Pengaruh Perbedaan Suhu Kalsinasi terhadap Band Gap dan Konduktivitas Listrik Lapisan Tipis CuSnO3 The Influence of Different Calcination Temperatures on the Band Gap and Electrical Conductivity of CuSnO3 Thin Films

The main semiconductor materials used are the elements Ge (germanium) and Si (silicon). The element Ge is found in nature in small quantities and silicon is the most abundant element in the earth's crust but its conductivity is low. The semiconductor material that has recently been frequently researched is Copper Tin Oxide (CuSnO₃). CuSnO₃ has high electrical conductivity and is quite abundant on the earth's surface. The synthesized CuSnO₃ semiconductor is applied as a thin layer because of several advantages such as large output voltage, small electrode mass, and also a fairly long service life. This research aims to determine the optical and electrical properties of CuSnO₃ thin films synthesized using the sol-gel method with dip coating techniques.
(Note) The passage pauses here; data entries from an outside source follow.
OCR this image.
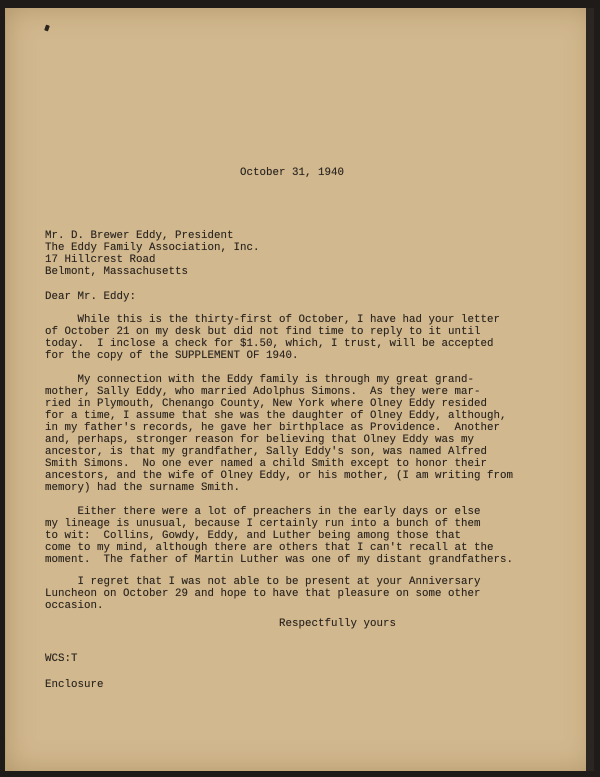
October 31, 1940
Mr. D. Brewer Eddy, President
The Eddy Family Association, Inc.
17 Hillcrest Road
Belmont, Massachusetts
Dear Mr. Eddy:
While this is the thirty-first of October, I have had your letter
of October 21 on my desk but did not find time to reply to it until
today.  I inclose a check for $1.50, which, I trust, will be accepted
for the copy of the SUPPLEMENT OF 1940.
My connection with the Eddy family is through my great grand-
mother, Sally Eddy, who married Adolphus Simons.  As they were mar-
ried in Plymouth, Chenango County, New York where Olney Eddy resided
for a time, I assume that she was the daughter of Olney Eddy, although,
in my father's records, he gave her birthplace as Providence.  Another
and, perhaps, stronger reason for believing that Olney Eddy was my
ancestor, is that my grandfather, Sally Eddy's son, was named Alfred
Smith Simons.  No one ever named a child Smith except to honor their
ancestors, and the wife of Olney Eddy, or his mother, (I am writing from
memory) had the surname Smith.
Either there were a lot of preachers in the early days or else
my lineage is unusual, because I certainly run into a bunch of them
to wit:  Collins, Gowdy, Eddy, and Luther being among those that
come to my mind, although there are others that I can't recall at the
moment.  The father of Martin Luther was one of my distant grandfathers.
I regret that I was not able to be present at your Anniversary
Luncheon on October 29 and hope to have that pleasure on some other
occasion.
Respectfully yours
WCS:T
Enclosure
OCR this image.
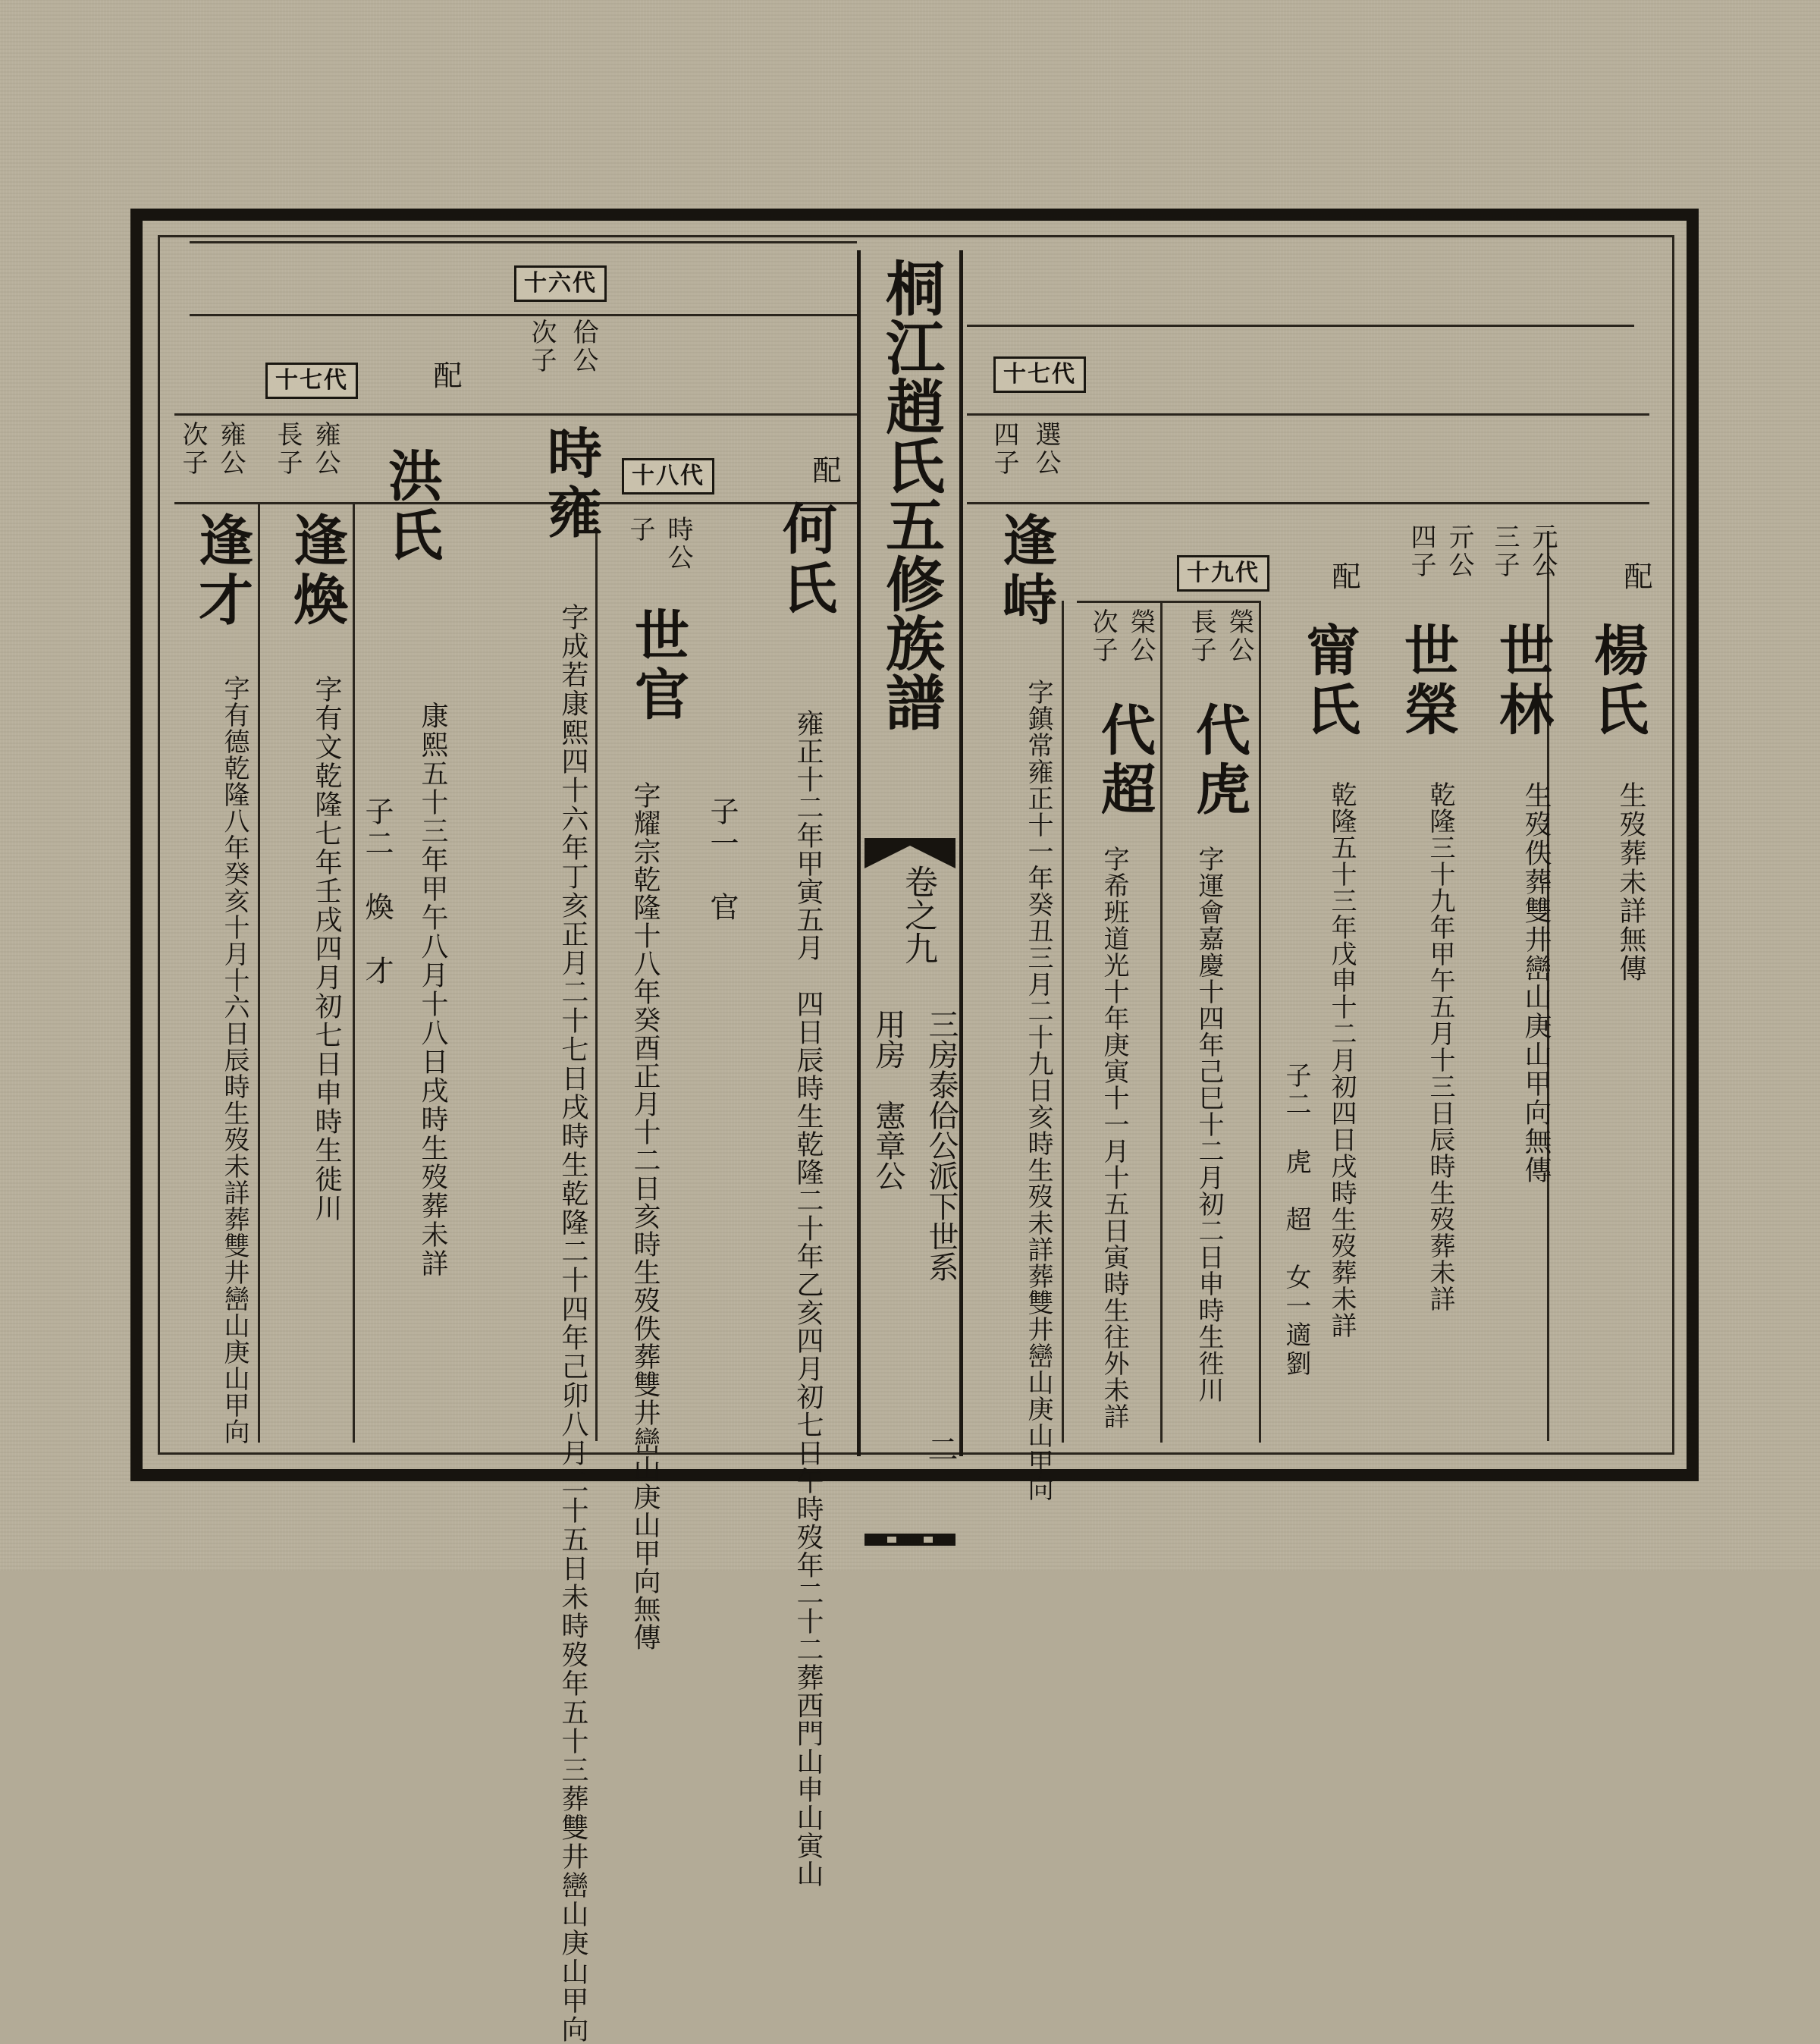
桐江趙氏五修族譜
卷之九
用房　憲章公 三房泰佮公派下世系
二
十六代
十七代
十八代
十七代
十九代
佮公
次子
配
配
時雍
字成若康熙四十六年丁亥正月二十七日戌時生乾隆二十四年己卯八月二十五日未時歿年五十三葬雙井巒山庚山甲向
子二　煥　才
洪氏
康熙五十三年甲午八月十八日戌時生歿葬未詳
何氏
雍正十二年甲寅五月　四日辰時生乾隆二十年乙亥四月初七日午時歿年二十二葬西門山申山寅山
子一　官
時公
子
世官
字耀宗乾隆十八年癸酉正月十二日亥時生歿佚葬雙井巒山庚山甲向無傳
雍公
長子
逢煥
字有文乾隆七年壬戌四月初七日申時生徙川
雍公
次子
逢才
字有德乾隆八年癸亥十月十六日辰時生歿未詳葬雙井巒山庚山甲向
選公
四子
逢峙
字鎮常雍正十一年癸丑三月二十九日亥時生歿未詳葬雙井巒山庚山甲向
榮公
長子
代虎
字運會嘉慶十四年己巳十二月初二日申時生徃川
榮公
次子
代超
字希班道光十年庚寅十一月十五日寅時生往外未詳
配
甯氏
乾隆五十三年戊申十二月初四日戌時生歿葬未詳
子二　虎　超　女一適劉
亓公
四子
世榮
乾隆三十九年甲午五月十三日辰時生歿葬未詳
元公
三子
世林
生歿佚葬雙井巒山庚山甲向無傳
配
楊氏
生歿葬未詳無傳
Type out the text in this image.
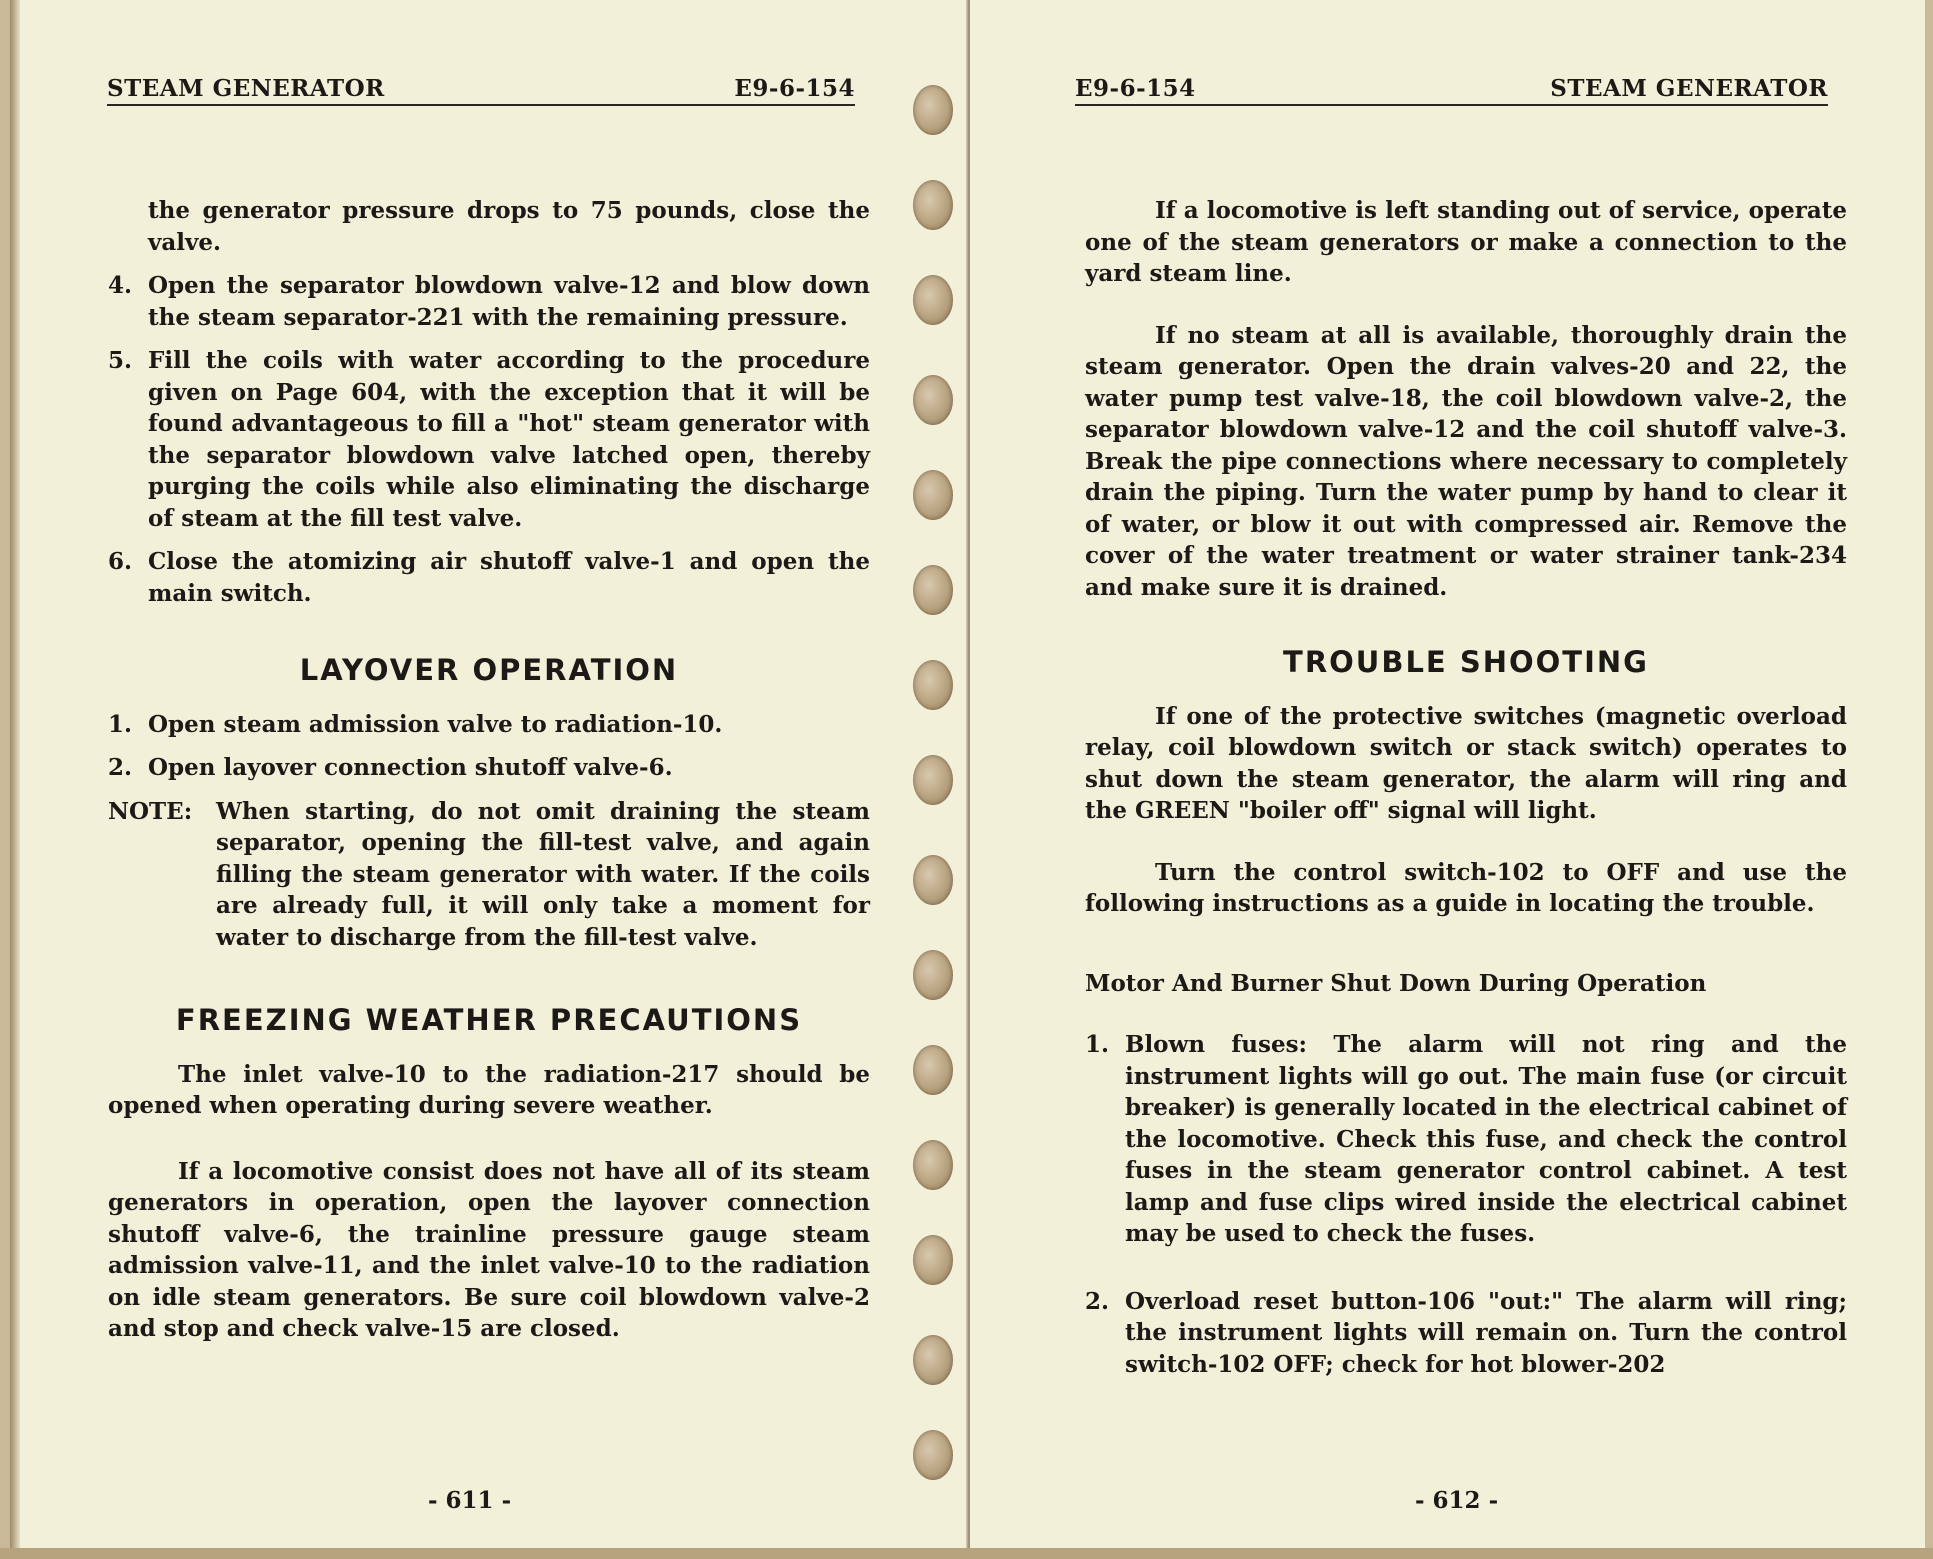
STEAM GENERATOR	E9-6-154
the generator pressure drops to 75 pounds, close the valve.
4. Open the separator blowdown valve-12 and blow down the steam separator-221 with the remaining pressure.
5. Fill the coils with water according to the procedure given on Page 604, with the exception that it will be found advantageous to fill a "hot" steam generator with the separator blowdown valve latched open, thereby purging the coils while also eliminating the discharge of steam at the fill test valve.
6. Close the atomizing air shutoff valve-1 and open the main switch.
LAYOVER OPERATION
1. Open steam admission valve to radiation-10.
2. Open layover connection shutoff valve-6.
NOTE:	When starting, do not omit draining the steam separator, opening the fill-test valve, and again filling the steam generator with water. If the coils are already full, it will only take a moment for water to discharge from the fill-test valve.
FREEZING WEATHER PRECAUTIONS

The inlet valve-10 to the radiation-217 should be opened when operating during severe weather.

If a locomotive consist does not have all of its steam generators in operation, open the layover connection shutoff valve-6, the trainline pressure gauge steam admission valve-11, and the inlet valve-10 to the radiation on idle steam generators. Be sure coil blowdown valve-2 and stop and check valve-15 are closed.

- 611 -
E9-6-154	STEAM GENERATOR

If a locomotive is left standing out of service, operate one of the steam generators or make a connection to the yard steam line.

If no steam at all is available, thoroughly drain the steam generator. Open the drain valves-20 and 22, the water pump test valve-18, the coil blowdown valve-2, the separator blowdown valve-12 and the coil shutoff valve-3. Break the pipe connections where necessary to completely drain the piping. Turn the water pump by hand to clear it of water, or blow it out with compressed air. Remove the cover of the water treatment or water strainer tank-234 and make sure it is drained.

TROUBLE SHOOTING

If one of the protective switches (magnetic overload relay, coil blowdown switch or stack switch) operates to shut down the steam generator, the alarm will ring and the GREEN "boiler off" signal will light.

Turn the control switch-102 to OFF and use the following instructions as a guide in locating the trouble.

Motor And Burner Shut Down During Operation
1. Blown fuses: The alarm will not ring and the instrument lights will go out. The main fuse (or circuit breaker) is generally located in the electrical cabinet of the locomotive. Check this fuse, and check the control fuses in the steam generator control cabinet. A test lamp and fuse clips wired inside the electrical cabinet may be used to check the fuses.
2. Overload reset button-106 "out:" The alarm will ring; the instrument lights will remain on. Turn the control switch-102 OFF; check for hot blower-202
- 612 -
CuCl₂·2H₂O, SnCl₂·2H₂O, methanol, and monoethanolamine (MEA) are the precursors used. The synthesized CuSnO₃ thin layer was characterized using a UV-DRS instrument to determine the band gap value and tested using the four point probe method to determine its electrical conductivity. The band gap values with calcination temperatures of 500°C, 550°C, and 600°C are 2.55 eV, 2.83 eV, and 2.95 eV, respectively, with electrical conductivity of 348.46 10² S/cm, 155.48 10² S/cm, and 107.63 10² S/cm. From these data it can be concluded that the band gap value of the CuSnO₃ thin layer will increase when the calcination temperature used is higher, and the conductivity decreases as the band gap value of the CuSnO₃ thin film increases.